Hospital Execs Make Budget Case to Ravitch

ALBANY—Some hospital executives this morning made their case to Richard Ravitch about how they think money could be saved in a coming package that will bridge a mid-year deficit.

"The point was to say, in health, which is one of the big areas, how are we going to approach it with Washington so our hole doesn't get bigger, and number two, what are some areas that we agree on?" Said Kathryn Wylde, president of the Partnership for New York City, who attended the meeting. "The areas we focused on are medical malpractice. There clearly is an expense to the state and healthcare providers that, in terms of the cost of malpractice protection and the defensive health."

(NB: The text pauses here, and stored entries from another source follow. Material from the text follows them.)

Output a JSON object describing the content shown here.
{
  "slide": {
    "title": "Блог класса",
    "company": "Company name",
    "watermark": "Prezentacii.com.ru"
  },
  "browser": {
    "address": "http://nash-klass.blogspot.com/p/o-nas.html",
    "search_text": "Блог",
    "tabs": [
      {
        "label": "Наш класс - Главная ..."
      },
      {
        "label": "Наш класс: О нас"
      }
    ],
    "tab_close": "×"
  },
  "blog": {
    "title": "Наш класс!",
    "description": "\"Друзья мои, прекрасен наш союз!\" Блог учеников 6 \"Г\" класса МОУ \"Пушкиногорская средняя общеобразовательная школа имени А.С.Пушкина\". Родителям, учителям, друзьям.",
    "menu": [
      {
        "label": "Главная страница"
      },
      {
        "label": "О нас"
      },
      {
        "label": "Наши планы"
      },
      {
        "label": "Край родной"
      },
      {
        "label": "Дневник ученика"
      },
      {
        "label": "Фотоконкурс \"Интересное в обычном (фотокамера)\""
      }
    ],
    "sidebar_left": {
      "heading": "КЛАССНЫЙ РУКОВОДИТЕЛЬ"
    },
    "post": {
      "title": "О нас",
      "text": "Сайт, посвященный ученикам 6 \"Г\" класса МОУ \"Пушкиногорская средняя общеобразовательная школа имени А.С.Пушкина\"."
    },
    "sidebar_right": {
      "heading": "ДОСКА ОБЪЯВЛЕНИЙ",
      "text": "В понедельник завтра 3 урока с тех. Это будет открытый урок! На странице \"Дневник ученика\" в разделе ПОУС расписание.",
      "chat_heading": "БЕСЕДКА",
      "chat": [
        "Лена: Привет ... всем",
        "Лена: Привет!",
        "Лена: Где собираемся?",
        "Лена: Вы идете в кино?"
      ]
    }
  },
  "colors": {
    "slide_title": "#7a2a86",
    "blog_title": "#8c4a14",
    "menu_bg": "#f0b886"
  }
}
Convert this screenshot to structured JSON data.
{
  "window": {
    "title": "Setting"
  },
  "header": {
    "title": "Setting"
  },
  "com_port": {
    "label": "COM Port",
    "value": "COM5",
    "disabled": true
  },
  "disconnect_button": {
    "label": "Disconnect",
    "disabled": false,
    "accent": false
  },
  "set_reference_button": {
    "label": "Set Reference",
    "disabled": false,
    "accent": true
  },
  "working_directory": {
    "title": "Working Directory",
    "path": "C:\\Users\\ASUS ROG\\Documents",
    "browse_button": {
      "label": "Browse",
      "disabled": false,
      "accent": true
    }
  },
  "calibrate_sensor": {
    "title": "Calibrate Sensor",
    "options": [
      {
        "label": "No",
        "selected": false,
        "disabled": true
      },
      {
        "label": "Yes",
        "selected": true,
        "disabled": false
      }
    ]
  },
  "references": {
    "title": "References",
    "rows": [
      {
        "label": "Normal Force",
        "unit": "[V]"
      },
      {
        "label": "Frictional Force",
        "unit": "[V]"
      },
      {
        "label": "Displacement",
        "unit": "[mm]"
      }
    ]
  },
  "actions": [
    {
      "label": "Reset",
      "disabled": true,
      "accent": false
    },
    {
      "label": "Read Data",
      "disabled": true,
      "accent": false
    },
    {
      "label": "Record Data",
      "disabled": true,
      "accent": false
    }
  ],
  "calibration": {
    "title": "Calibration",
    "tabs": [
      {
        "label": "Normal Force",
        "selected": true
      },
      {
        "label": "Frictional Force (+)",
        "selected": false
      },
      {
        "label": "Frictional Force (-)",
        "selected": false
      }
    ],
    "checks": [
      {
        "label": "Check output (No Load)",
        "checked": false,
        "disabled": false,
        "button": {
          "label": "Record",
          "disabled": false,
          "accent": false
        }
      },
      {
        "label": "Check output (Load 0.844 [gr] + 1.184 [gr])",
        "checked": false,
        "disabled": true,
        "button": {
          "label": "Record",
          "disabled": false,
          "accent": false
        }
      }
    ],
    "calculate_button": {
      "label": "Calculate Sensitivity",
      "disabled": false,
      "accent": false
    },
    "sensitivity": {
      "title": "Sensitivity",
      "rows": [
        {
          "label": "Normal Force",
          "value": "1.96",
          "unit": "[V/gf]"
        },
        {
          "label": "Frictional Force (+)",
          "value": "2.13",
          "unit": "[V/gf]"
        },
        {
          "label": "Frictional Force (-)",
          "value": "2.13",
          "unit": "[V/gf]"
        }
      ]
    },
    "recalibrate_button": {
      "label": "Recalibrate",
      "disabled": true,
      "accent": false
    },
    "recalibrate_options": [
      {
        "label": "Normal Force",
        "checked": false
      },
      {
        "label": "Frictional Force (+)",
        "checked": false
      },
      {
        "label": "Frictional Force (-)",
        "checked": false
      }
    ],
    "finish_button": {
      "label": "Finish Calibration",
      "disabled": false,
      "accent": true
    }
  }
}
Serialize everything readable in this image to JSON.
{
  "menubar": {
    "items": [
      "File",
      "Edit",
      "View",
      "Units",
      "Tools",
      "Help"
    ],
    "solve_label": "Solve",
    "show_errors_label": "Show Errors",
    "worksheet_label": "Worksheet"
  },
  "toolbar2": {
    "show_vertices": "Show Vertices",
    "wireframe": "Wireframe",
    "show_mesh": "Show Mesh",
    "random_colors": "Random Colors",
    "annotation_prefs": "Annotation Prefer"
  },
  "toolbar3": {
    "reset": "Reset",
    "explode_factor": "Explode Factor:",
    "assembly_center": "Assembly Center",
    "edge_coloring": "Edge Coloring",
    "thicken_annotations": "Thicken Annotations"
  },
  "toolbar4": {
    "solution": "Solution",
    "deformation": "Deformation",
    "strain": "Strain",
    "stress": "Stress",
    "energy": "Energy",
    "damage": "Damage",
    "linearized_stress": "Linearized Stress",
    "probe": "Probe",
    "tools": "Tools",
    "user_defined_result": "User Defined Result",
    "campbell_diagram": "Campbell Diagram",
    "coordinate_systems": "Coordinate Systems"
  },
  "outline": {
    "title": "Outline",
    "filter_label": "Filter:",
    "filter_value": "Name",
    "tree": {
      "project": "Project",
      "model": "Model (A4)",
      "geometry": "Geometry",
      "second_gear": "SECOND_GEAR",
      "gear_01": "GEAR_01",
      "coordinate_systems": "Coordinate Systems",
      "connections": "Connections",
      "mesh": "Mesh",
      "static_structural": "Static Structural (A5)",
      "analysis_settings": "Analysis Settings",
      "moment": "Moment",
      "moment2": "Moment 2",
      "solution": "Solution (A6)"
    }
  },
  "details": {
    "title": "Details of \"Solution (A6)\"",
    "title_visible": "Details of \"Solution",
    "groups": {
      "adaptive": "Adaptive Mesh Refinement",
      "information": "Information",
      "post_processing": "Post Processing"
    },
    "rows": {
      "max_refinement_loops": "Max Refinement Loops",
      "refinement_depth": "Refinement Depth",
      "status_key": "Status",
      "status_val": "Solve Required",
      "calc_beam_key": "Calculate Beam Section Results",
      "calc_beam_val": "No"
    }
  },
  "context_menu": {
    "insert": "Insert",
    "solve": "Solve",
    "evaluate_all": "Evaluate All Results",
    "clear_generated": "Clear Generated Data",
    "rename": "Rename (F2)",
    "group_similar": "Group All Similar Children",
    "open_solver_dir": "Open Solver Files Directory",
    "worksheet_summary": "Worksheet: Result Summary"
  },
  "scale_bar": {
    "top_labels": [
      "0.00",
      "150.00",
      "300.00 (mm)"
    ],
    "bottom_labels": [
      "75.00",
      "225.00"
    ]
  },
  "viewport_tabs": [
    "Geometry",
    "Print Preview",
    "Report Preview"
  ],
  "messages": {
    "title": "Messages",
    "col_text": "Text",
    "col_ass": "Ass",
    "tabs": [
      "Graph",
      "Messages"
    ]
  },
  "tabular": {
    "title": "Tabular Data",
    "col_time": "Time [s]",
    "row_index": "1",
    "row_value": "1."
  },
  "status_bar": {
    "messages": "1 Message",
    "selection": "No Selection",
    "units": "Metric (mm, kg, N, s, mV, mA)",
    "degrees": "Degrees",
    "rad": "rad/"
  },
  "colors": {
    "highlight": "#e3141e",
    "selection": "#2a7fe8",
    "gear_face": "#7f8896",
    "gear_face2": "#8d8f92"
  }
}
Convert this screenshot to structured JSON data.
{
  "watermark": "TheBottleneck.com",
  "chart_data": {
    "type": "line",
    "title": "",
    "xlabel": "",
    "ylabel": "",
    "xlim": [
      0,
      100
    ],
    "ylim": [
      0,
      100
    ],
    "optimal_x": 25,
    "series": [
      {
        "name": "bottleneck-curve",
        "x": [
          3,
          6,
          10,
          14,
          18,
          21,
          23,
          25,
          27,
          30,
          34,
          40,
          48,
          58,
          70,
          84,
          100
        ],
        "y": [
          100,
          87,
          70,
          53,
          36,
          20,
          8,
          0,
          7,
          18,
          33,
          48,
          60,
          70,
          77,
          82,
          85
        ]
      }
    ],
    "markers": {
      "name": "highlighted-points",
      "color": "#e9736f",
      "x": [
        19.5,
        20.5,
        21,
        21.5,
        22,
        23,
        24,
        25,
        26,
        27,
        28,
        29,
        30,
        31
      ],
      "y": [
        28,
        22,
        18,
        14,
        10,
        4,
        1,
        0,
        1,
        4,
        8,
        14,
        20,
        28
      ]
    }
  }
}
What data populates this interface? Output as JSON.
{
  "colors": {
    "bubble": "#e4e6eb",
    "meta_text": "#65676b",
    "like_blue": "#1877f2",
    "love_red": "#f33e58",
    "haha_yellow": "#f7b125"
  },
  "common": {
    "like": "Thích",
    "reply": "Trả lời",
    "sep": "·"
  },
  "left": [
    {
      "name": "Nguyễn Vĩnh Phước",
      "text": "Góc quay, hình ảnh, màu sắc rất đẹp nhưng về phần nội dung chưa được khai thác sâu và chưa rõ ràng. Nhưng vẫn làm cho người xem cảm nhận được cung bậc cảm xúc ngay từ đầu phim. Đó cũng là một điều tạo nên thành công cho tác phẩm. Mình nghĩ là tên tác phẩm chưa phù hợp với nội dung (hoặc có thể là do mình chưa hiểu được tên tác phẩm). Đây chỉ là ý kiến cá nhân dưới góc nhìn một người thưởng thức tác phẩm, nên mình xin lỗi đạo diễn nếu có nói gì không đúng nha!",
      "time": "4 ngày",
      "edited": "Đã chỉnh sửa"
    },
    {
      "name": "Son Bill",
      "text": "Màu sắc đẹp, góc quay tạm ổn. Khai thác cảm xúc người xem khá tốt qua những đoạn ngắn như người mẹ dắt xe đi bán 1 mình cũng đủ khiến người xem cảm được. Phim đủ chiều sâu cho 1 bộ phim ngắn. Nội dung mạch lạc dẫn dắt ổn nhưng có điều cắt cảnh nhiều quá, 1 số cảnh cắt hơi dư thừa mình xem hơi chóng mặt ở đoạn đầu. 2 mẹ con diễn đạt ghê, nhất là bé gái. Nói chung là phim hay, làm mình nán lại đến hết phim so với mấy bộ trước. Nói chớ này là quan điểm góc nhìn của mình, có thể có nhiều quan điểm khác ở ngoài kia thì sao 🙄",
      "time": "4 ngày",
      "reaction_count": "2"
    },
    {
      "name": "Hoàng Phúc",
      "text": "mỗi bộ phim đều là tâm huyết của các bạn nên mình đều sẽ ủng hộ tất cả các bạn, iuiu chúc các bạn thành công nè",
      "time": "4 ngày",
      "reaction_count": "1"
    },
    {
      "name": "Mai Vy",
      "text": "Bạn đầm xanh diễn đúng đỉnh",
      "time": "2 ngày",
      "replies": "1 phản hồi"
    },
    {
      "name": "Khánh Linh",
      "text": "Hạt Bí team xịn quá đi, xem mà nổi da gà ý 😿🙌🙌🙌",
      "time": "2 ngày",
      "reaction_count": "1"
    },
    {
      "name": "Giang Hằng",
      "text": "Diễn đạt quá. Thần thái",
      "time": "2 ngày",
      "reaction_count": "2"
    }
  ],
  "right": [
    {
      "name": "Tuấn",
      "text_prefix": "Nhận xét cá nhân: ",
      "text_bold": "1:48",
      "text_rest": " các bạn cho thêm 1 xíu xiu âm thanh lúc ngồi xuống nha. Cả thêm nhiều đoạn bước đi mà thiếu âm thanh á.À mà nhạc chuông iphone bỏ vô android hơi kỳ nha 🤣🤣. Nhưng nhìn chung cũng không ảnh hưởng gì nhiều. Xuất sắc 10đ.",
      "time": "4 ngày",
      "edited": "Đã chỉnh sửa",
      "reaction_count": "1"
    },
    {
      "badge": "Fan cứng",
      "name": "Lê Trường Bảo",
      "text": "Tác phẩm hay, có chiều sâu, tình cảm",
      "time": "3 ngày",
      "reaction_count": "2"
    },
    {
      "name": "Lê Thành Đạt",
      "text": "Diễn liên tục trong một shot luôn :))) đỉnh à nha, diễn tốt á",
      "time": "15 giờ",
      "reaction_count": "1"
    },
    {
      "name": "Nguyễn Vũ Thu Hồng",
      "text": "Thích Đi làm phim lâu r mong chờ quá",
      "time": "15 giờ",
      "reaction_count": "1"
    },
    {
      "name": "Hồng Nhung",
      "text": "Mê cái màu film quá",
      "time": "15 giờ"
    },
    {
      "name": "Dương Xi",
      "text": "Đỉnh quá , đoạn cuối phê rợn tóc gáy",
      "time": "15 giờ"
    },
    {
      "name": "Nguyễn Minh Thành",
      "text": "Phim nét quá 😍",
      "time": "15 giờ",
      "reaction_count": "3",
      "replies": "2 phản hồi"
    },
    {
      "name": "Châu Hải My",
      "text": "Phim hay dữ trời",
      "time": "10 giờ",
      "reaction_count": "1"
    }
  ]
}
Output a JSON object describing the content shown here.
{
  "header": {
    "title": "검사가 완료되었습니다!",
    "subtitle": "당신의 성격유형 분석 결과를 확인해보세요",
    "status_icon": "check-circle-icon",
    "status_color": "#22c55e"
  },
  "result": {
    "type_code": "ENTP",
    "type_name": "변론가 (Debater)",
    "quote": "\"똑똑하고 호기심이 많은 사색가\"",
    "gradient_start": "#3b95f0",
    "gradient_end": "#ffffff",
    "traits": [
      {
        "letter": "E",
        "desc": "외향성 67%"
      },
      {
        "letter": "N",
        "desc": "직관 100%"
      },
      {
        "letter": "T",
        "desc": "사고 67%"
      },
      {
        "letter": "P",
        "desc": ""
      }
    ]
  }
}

Wylde said several hospital executives and board members as well as representatives from the Greater New York Hospital Association were present. That included Ken Raske, the organization's president who was called a "chicken" by Housing Works this spring when he refused to debate Health Commissioner Richard Daines. GNYHA also partly-funded a blistering ad, featuring a blind man, opposing Paterson's proposed cuts and restructurings in the Medicaid program during the last budget cycle.

Paterson stopped by the meeting, which was held in the governor's Third Avenue office suite.

"Everybody around the table agreed. The question is how do you get it done," Wylde said. Medical malpractice suits mean big money for trial lawyers, who oppose most efforts to change tort regulations. They have an ally in Assembly Speaker Sheldon Silver, an attorney who remains "of counsel" to the firm of Weitz & Luxenberg.

Paterson and other top administration officials said yesterday that they were working "collaboratively" with the legislature to develop a plan for spending reductions, rather than unilaterally. Legislative leaders are fairly far apart; they don't even have a public agreement on exactly how much needs to be cut.

"They are, in fact, working on the budget plan," Wylde said of the executive staffers. "They're just trying to work on it in a collaborative way, rather than coming out with a plan and going head-to-head with the healthcare providers."